Globally, there is an increase in demand for electric powered vehicles. Not just commercially as in city centre public transport but also for private vehicles. EV’s (Electric Vehicles) are definitely on the rise all over the world and in fact they are expected to rise in number by 35% of the proportion of all vehicles on the road by 2040.
Many areas and countries of the world are far more advanced in the EV market than others, and indeed in some European countries big incentives by governments have seen a rapid increase in private EV use. This has been in a number of formats to low taxation of new electric vehicles, to extremely cheap fuel and the widespread availability of charging stations.
Today in Thailand the demand for EV’s is still low, although the Kingdom has embraced hybrid vehicles (HEV’s) for around a decade or so. Recently the Land Transport Department released figures to show that the number of HEV’s and plug-in hybrid vehicles (PHEV’s) registered with them was just under 85,000 units. Surprisingly only 63 of these were BEV’s (Battery Electric Vehicles).
What may help to accelerate the growth of BEV’s in Thailand is incentives sponsored by the Board of Investment (BOI).
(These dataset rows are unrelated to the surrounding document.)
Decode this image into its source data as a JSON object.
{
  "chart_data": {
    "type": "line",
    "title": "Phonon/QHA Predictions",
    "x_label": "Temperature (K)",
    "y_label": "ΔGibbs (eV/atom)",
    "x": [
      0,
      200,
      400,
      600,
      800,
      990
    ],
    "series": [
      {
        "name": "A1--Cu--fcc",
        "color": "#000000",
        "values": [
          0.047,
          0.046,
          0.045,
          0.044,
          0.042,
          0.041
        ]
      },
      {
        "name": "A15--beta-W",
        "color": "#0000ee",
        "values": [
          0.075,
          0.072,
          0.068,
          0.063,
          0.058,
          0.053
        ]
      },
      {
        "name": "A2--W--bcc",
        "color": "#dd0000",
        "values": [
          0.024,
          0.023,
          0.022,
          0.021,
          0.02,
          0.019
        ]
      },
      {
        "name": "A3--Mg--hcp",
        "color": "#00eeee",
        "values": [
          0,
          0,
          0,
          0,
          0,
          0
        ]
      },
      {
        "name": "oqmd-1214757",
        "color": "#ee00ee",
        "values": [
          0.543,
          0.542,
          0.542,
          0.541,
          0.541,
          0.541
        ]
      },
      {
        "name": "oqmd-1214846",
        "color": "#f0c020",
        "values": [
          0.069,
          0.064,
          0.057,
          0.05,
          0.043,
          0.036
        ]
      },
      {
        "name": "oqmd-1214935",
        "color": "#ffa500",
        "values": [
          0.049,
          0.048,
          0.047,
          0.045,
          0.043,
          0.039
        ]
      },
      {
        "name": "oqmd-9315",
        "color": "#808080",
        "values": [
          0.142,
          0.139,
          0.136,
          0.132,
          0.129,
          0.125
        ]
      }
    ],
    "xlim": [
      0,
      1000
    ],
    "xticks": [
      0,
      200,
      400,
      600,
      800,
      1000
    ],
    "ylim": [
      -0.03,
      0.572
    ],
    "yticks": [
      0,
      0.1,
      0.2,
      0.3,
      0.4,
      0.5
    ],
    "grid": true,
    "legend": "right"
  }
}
If they start to encourage Thai manufacturers to get involved in the BEV industry, perhaps at first producing parts, then it will signal Thailand’s attention to embrace the whole industry.
Commercial electric vehicles are expected to be on the roads of Thailand in numbers by 2025, and ten years later the Thai government hopes to have built 700 charging stations and to have 1.2 million electric vehicles all over the country.
Although Thailand and many parts of ASEAN are behind other countries when it come to addressing its green issues, it does realise not just its own commitment to reduce carbon emissions, but the energy saving benefits in doing so.
The head of Climate Change and Sustainability Services in Thailand, Mr Paul Flipse recently issued a statement addressing the situation. The technological advances in power storage together with the urgent need to improve air quality in the cities to compensate for the consequences of urban development will fuel the growth of EV’s popularity tremendously.
This is a powerful statement of the situation in Thailand, and points not to if but when EV’s will hit the roads in serious numbers on the roads all over the Kingdom. EV’s are a way to rectify pollution and power consumption issues within Thailand and also are a cheaper way to run a car for the consumer thus saving money.